Sow now for autumn and beyond
It’s not all about harvesting. Now is also the time to sow crops for autumn and even winter. Try chard, kale, pak choi, spinach, and turnips. They’ll relish the warm soil and shorter days. Think of it as an investment, one that will pay out when the rest of the plot is under snow and regret.
Tidy with caution
Yes, you want to keep things shipshape. But remember that a little mess is a lifeline for wildlife. Leave a corner of the plot wild. Don’t be too eager to clear spent crops. Hollow stems, seed heads, and tangled undergrowth all offer refuge for beetles, spiders, and other beneficial creepers and crawlers. Nature rewards the slightly untidy.

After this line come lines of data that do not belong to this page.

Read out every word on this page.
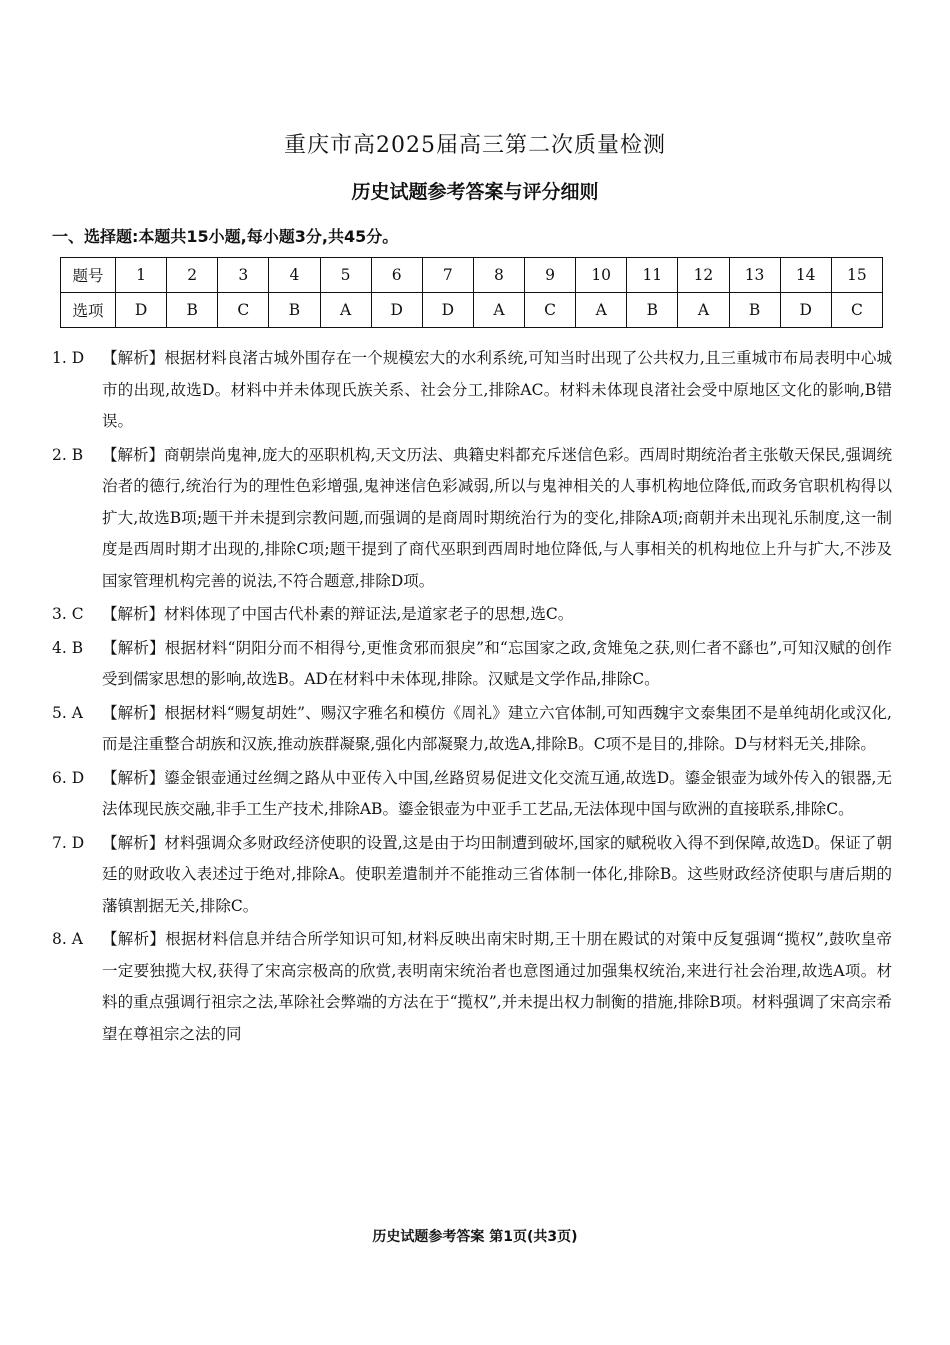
重庆市高2025届高三第二次质量检测
历史试题参考答案与评分细则
一、选择题:本题共15小题,每小题3分,共45分。
题号	1	2	3	4	5	6	7	8	9	10	11	12	13	14	15
选项	D	B	C	B	A	D	D	A	C	A	B	A	B	D	C
1. D	【解析】根据材料良渚古城外围存在一个规模宏大的水利系统,可知当时出现了公共权力,且三重城市布局表明中心城市的出现,故选D。材料中并未体现氏族关系、社会分工,排除AC。材料未体现良渚社会受中原地区文化的影响,B错误。
2. B	【解析】商朝崇尚鬼神,庞大的巫职机构,天文历法、典籍史料都充斥迷信色彩。西周时期统治者主张敬天保民,强调统治者的德行,统治行为的理性色彩增强,鬼神迷信色彩减弱,所以与鬼神相关的人事机构地位降低,而政务官职机构得以扩大,故选B项;题干并未提到宗教问题,而强调的是商周时期统治行为的变化,排除A项;商朝并未出现礼乐制度,这一制度是西周时期才出现的,排除C项;题干提到了商代巫职到西周时地位降低,与人事相关的机构地位上升与扩大,不涉及国家管理机构完善的说法,不符合题意,排除D项。
3. C	【解析】材料体现了中国古代朴素的辩证法,是道家老子的思想,选C。
4. B	【解析】根据材料“阴阳分而不相得兮,更惟贪邪而狠戾”和“忘国家之政,贪雉兔之获,则仁者不繇也”,可知汉赋的创作受到儒家思想的影响,故选B。AD在材料中未体现,排除。汉赋是文学作品,排除C。
5. A	【解析】根据材料“赐复胡姓”、赐汉字雅名和模仿《周礼》建立六官体制,可知西魏宇文泰集团不是单纯胡化或汉化,而是注重整合胡族和汉族,推动族群凝聚,强化内部凝聚力,故选A,排除B。C项不是目的,排除。D与材料无关,排除。
6. D	【解析】鎏金银壶通过丝绸之路从中亚传入中国,丝路贸易促进文化交流互通,故选D。鎏金银壶为域外传入的银器,无法体现民族交融,非手工生产技术,排除AB。鎏金银壶为中亚手工艺品,无法体现中国与欧洲的直接联系,排除C。
7. D	【解析】材料强调众多财政经济使职的设置,这是由于均田制遭到破坏,国家的赋税收入得不到保障,故选D。保证了朝廷的财政收入表述过于绝对,排除A。使职差遣制并不能推动三省体制一体化,排除B。这些财政经济使职与唐后期的藩镇割据无关,排除C。
8. A	【解析】根据材料信息并结合所学知识可知,材料反映出南宋时期,王十朋在殿试的对策中反复强调“揽权”,鼓吹皇帝一定要独揽大权,获得了宋高宗极高的欣赏,表明南宋统治者也意图通过加强集权统治,来进行社会治理,故选A项。材料的重点强调行祖宗之法,革除社会弊端的方法在于“揽权”,并未提出权力制衡的措施,排除B项。材料强调了宋高宗希望在尊祖宗之法的同
历史试题参考答案 第1页(共3页)
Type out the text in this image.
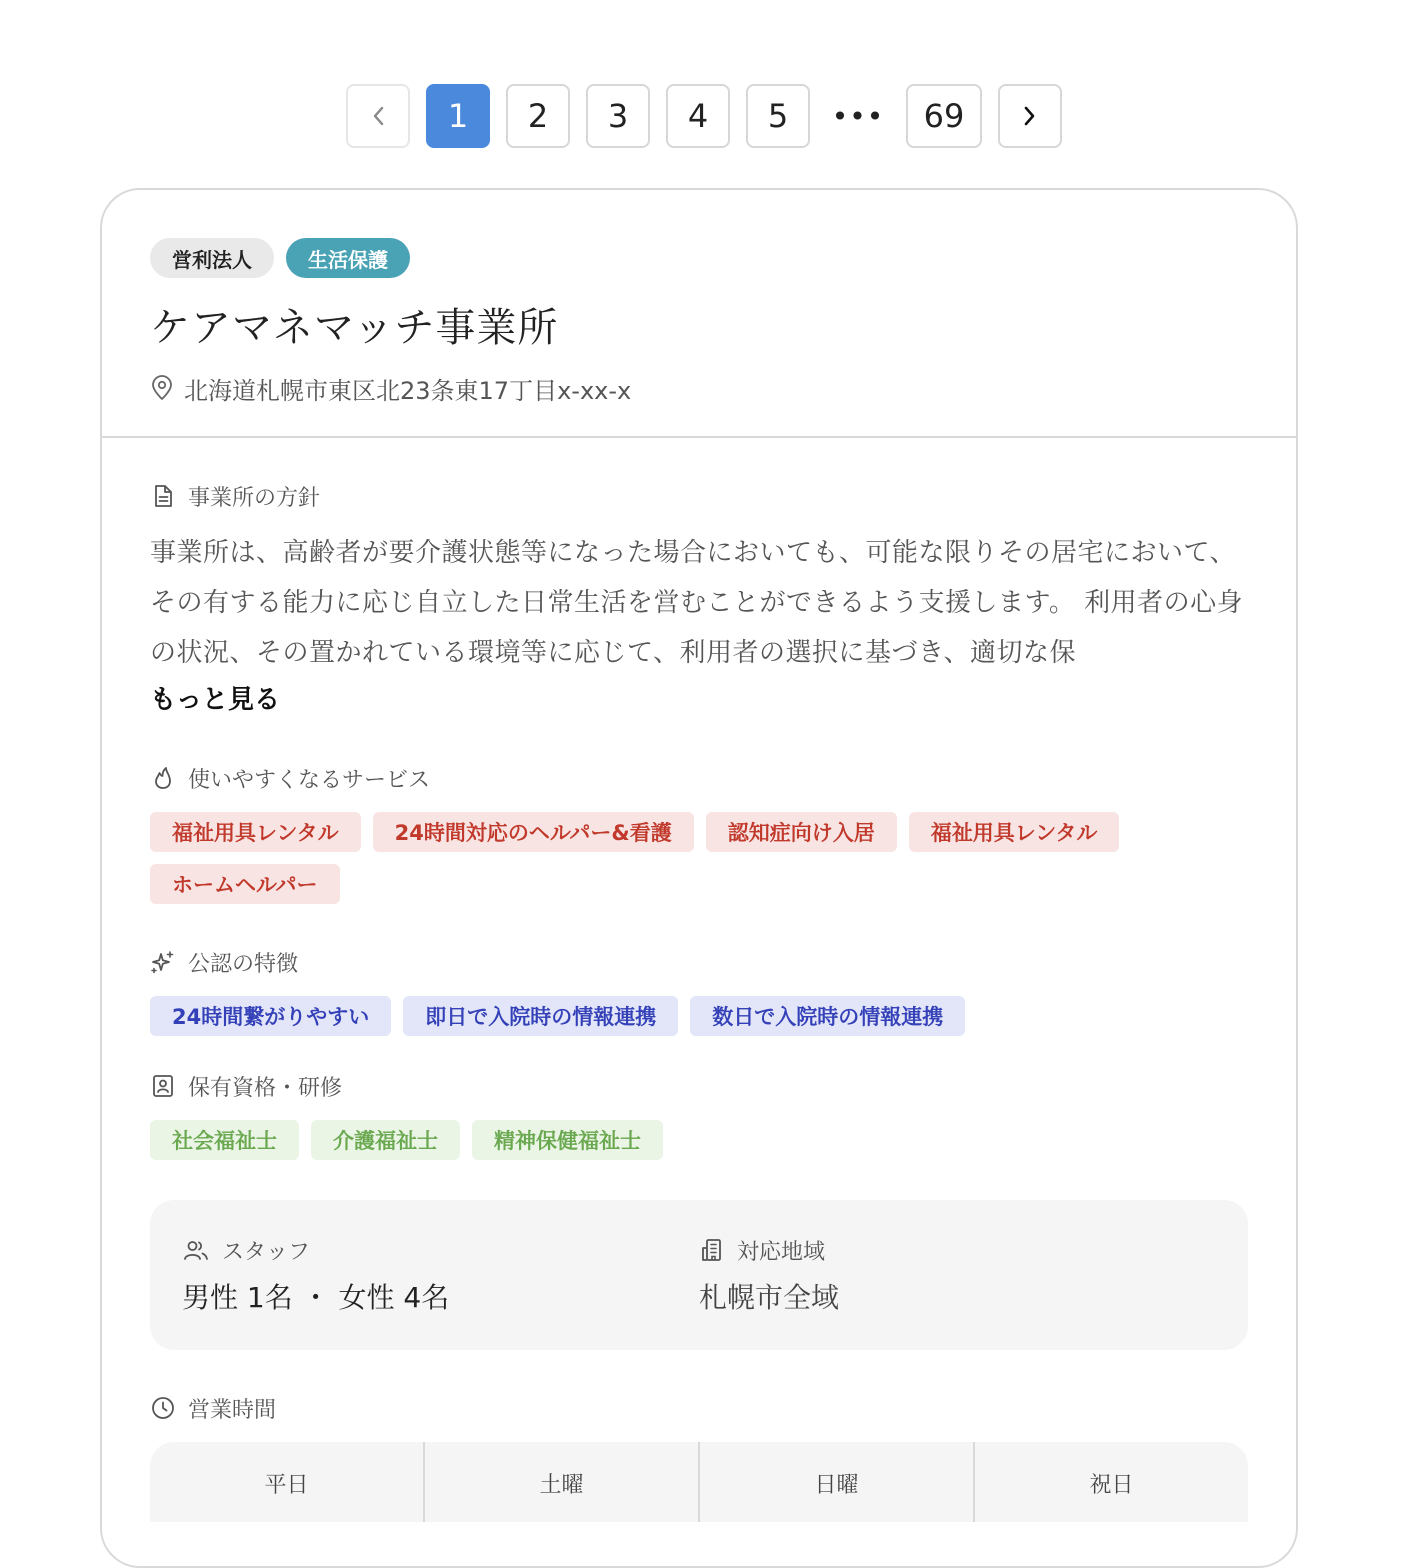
1	2	3	4	5	•••	69
営利法人	生活保護
ケアマネマッチ事業所
北海道札幌市東区北23条東17丁目x-xx-x
事業所の方針
事業所は、高齢者が要介護状態等になった場合においても、可能な限りその居宅において、その有する能力に応じ自立した日常生活を営むことができるよう支援します。 利用者の心身の状況、その置かれている環境等に応じて、利用者の選択に基づき、適切な保
もっと見る
使いやすくなるサービス
福祉用具レンタル	24時間対応のヘルパー&看護	認知症向け入居	福祉用具レンタル
ホームヘルパー
公認の特徴
24時間繋がりやすい	即日で入院時の情報連携	数日で入院時の情報連携
保有資格・研修
社会福祉士	介護福祉士	精神保健福祉士
スタッフ
男性 1名 ・ 女性 4名
対応地域
札幌市全域
営業時間
平日	土曜	日曜	祝日
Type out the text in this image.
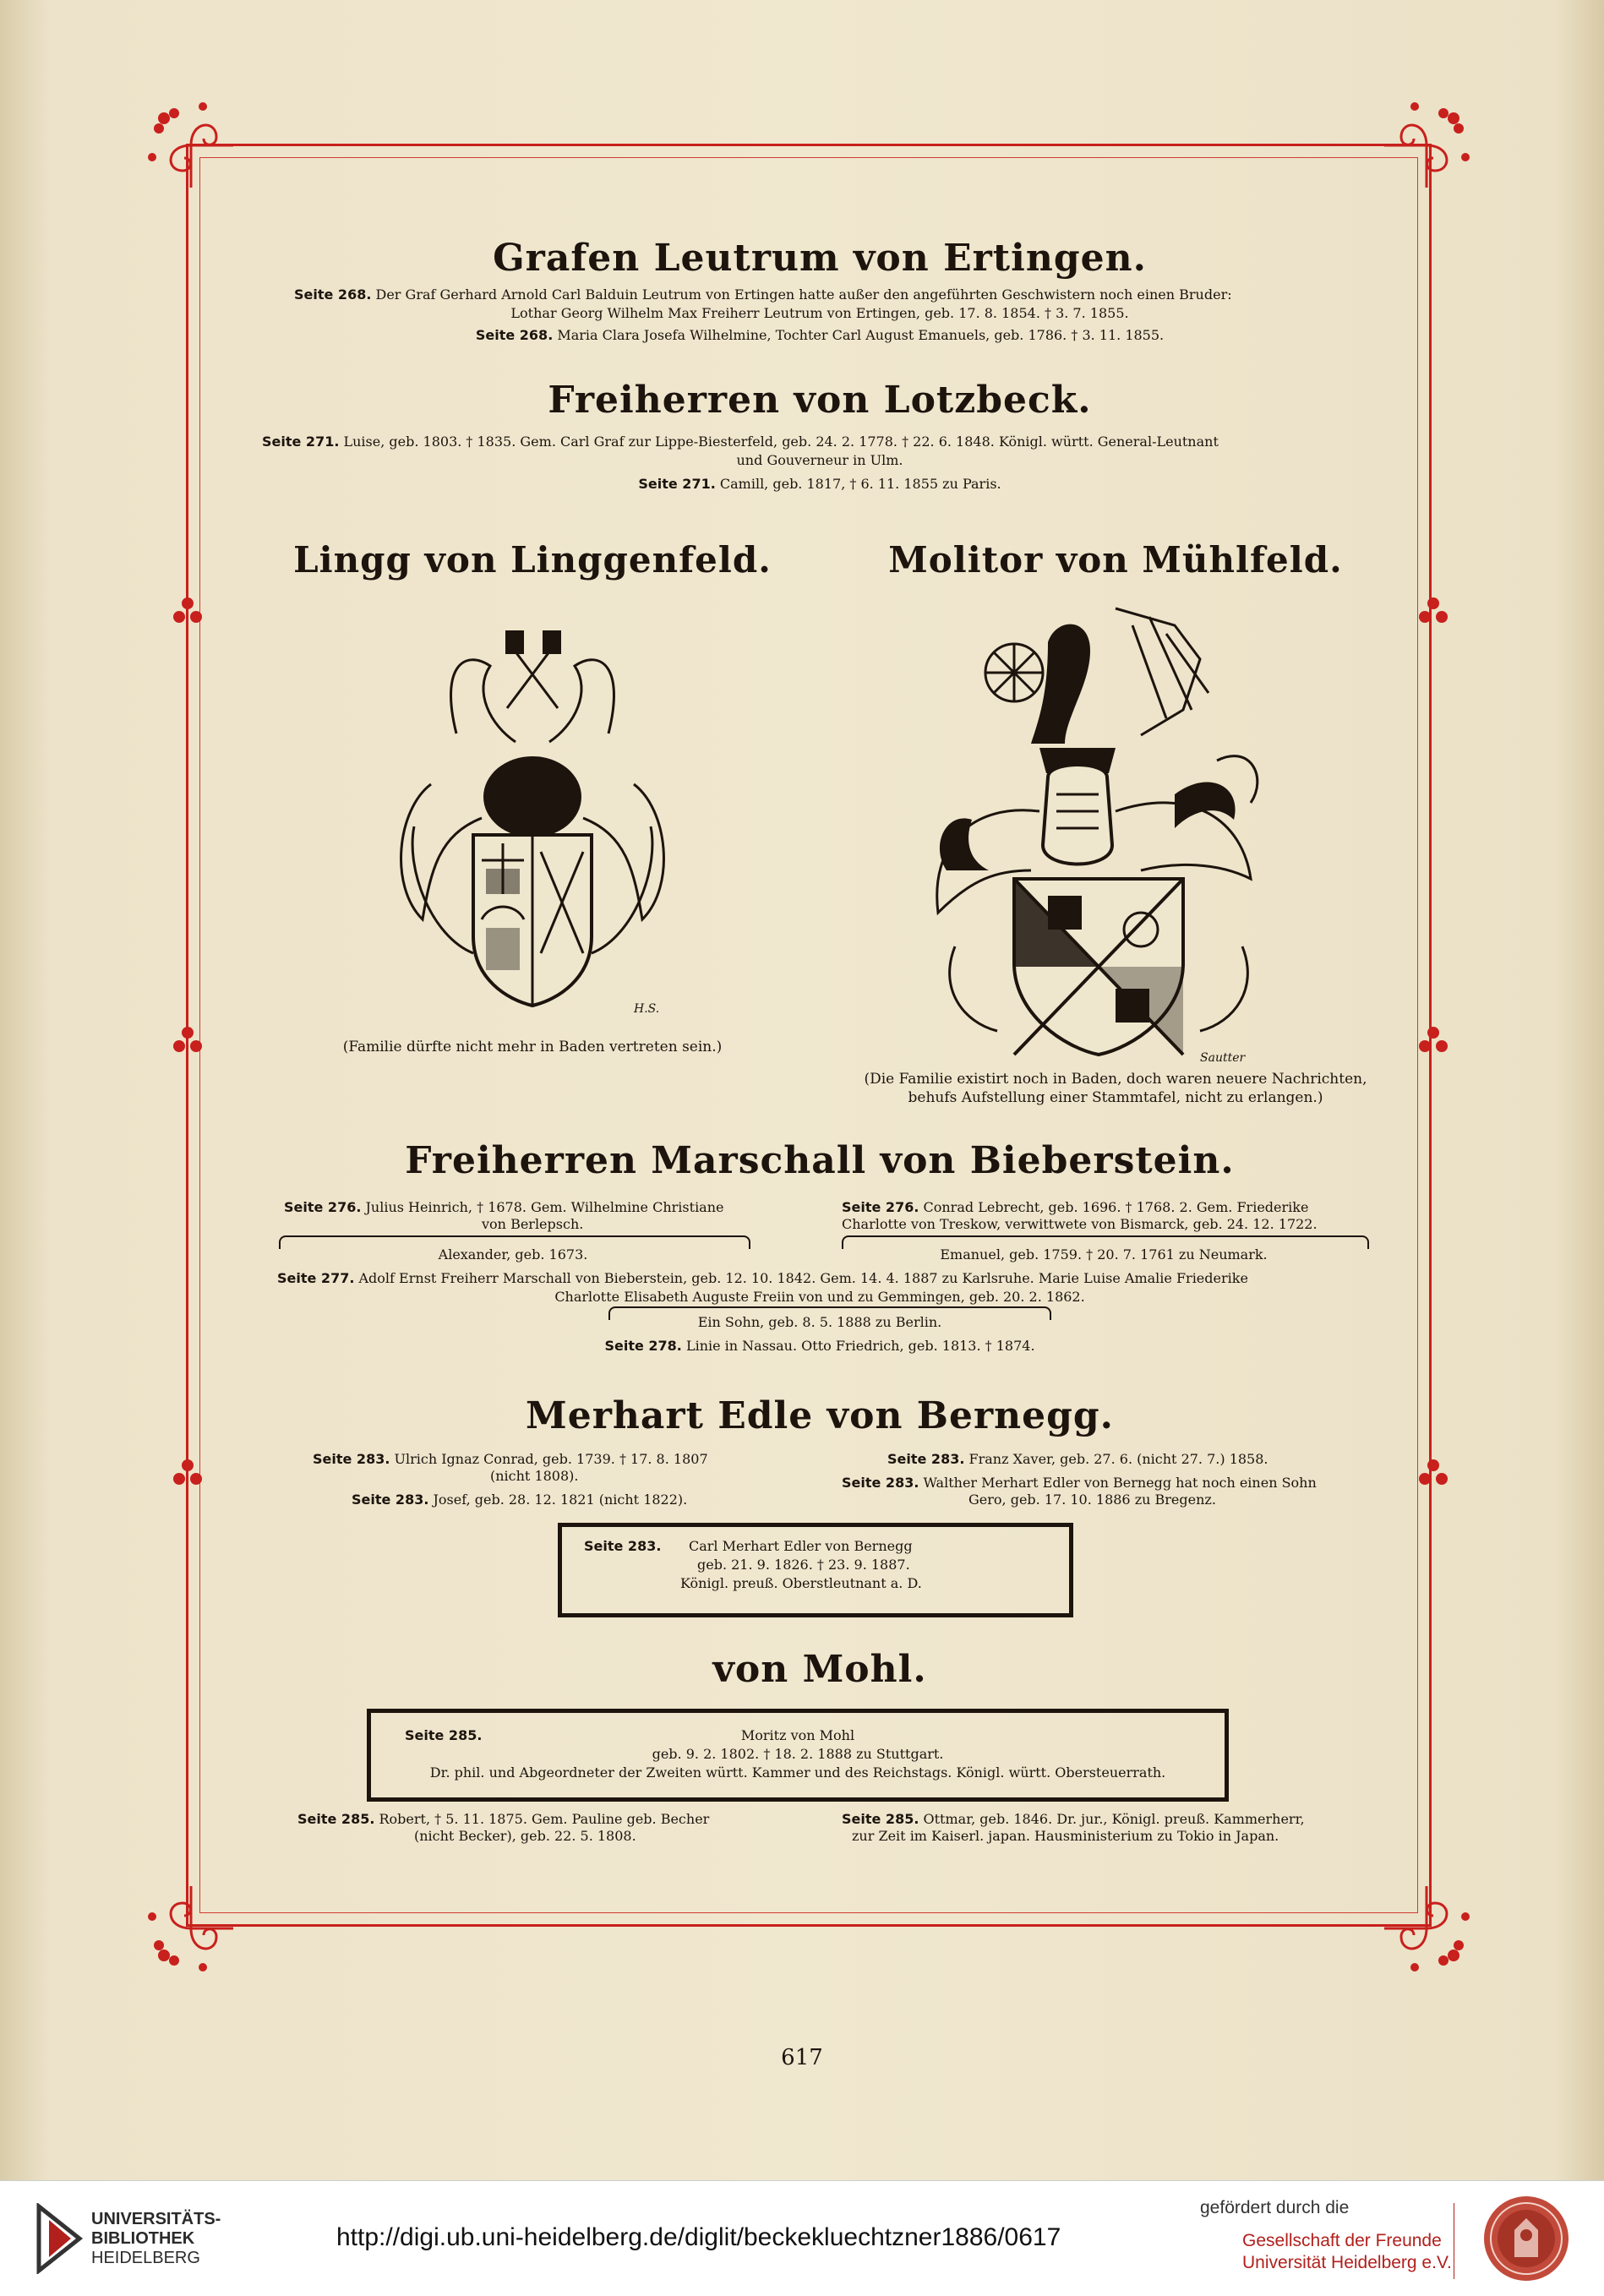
Grafen Leutrum von Ertingen.
Seite 268. Der Graf Gerhard Arnold Carl Balduin Leutrum von Ertingen hatte außer den angeführten Geschwistern noch einen Bruder:
Lothar Georg Wilhelm Max Freiherr Leutrum von Ertingen, geb. 17. 8. 1854. † 3. 7. 1855.
Seite 268. Maria Clara Josefa Wilhelmine, Tochter Carl August Emanuels, geb. 1786. † 3. 11. 1855.
Freiherren von Lotzbeck.
Seite 271. Luise, geb. 1803. † 1835. Gem. Carl Graf zur Lippe-Biesterfeld, geb. 24. 2. 1778. † 22. 6. 1848. Königl. württ. General-Leutnant
und Gouverneur in Ulm.
Seite 271. Camill, geb. 1817, † 6. 11. 1855 zu Paris.
Lingg von Linggenfeld.	Molitor von Mühlfeld.
H.S.
(Familie dürfte nicht mehr in Baden vertreten sein.)
Sautter
(Die Familie existirt noch in Baden, doch waren neuere Nachrichten,
behufs Aufstellung einer Stammtafel, nicht zu erlangen.)
Freiherren Marschall von Bieberstein.
Seite 276. Julius Heinrich, † 1678. Gem. Wilhelmine Christiane
von Berlepsch.
Seite 276. Conrad Lebrecht, geb. 1696. † 1768. 2. Gem. Friederike
Charlotte von Treskow, verwittwete von Bismarck, geb. 24. 12. 1722.
Alexander, geb. 1673.	Emanuel, geb. 1759. † 20. 7. 1761 zu Neumark.
Seite 277. Adolf Ernst Freiherr Marschall von Bieberstein, geb. 12. 10. 1842. Gem. 14. 4. 1887 zu Karlsruhe. Marie Luise Amalie Friederike
Charlotte Elisabeth Auguste Freiin von und zu Gemmingen, geb. 20. 2. 1862.
Ein Sohn, geb. 8. 5. 1888 zu Berlin.
Seite 278. Linie in Nassau. Otto Friedrich, geb. 1813. † 1874.
Merhart Edle von Bernegg.
Seite 283. Ulrich Ignaz Conrad, geb. 1739. † 17. 8. 1807
(nicht 1808).
Seite 283. Franz Xaver, geb. 27. 6. (nicht 27. 7.) 1858.
Seite 283. Josef, geb. 28. 12. 1821 (nicht 1822).
Seite 283. Walther Merhart Edler von Bernegg hat noch einen Sohn
Gero, geb. 17. 10. 1886 zu Bregenz.
Seite 283. Carl Merhart Edler von Bernegg
geb. 21. 9. 1826. † 23. 9. 1887.
Königl. preuß. Oberstleutnant a. D.
von Mohl.
Seite 285.	Moritz von Mohl
geb. 9. 2. 1802. † 18. 2. 1888 zu Stuttgart.
Dr. phil. und Abgeordneter der Zweiten württ. Kammer und des Reichstags. Königl. württ. Obersteuerrath.
Seite 285. Robert, † 5. 11. 1875. Gem. Pauline geb. Becher
(nicht Becker), geb. 22. 5. 1808.
Seite 285. Ottmar, geb. 1846. Dr. jur., Königl. preuß. Kammerherr,
zur Zeit im Kaiserl. japan. Hausministerium zu Tokio in Japan.
617
UNIVERSITÄTS-
BIBLIOTHEK
HEIDELBERG
http://digi.ub.uni-heidelberg.de/diglit/beckekluechtzner1886/0617
gefördert durch die
Gesellschaft der Freunde
Universität Heidelberg e.V.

As an added bonus, any seeds that are left to develop and collected once dried will save you money next year.
Prune summer raspberries
If your summer-fruiting raspberries have finished producing, now’s the time to grab your secateurs and do a bit of strategic chopping. Cut out the old, brown canes that fruited this year right down to the base, those are done and dusted. Keep the fresh green canes that grew this season; they’re the ones that will fruit next summer, so treat them like VIPs. Space them out a bit and tie them to supports if needed, giving them room to breathe and reducing the chance of disease. Skip this step and you’ll end up with a bramble-like mess by autumn, complete with scratched arms and a lot of choice words. A quick prune now means healthier plants, better berries, and far less wrestling with rogue canes next year.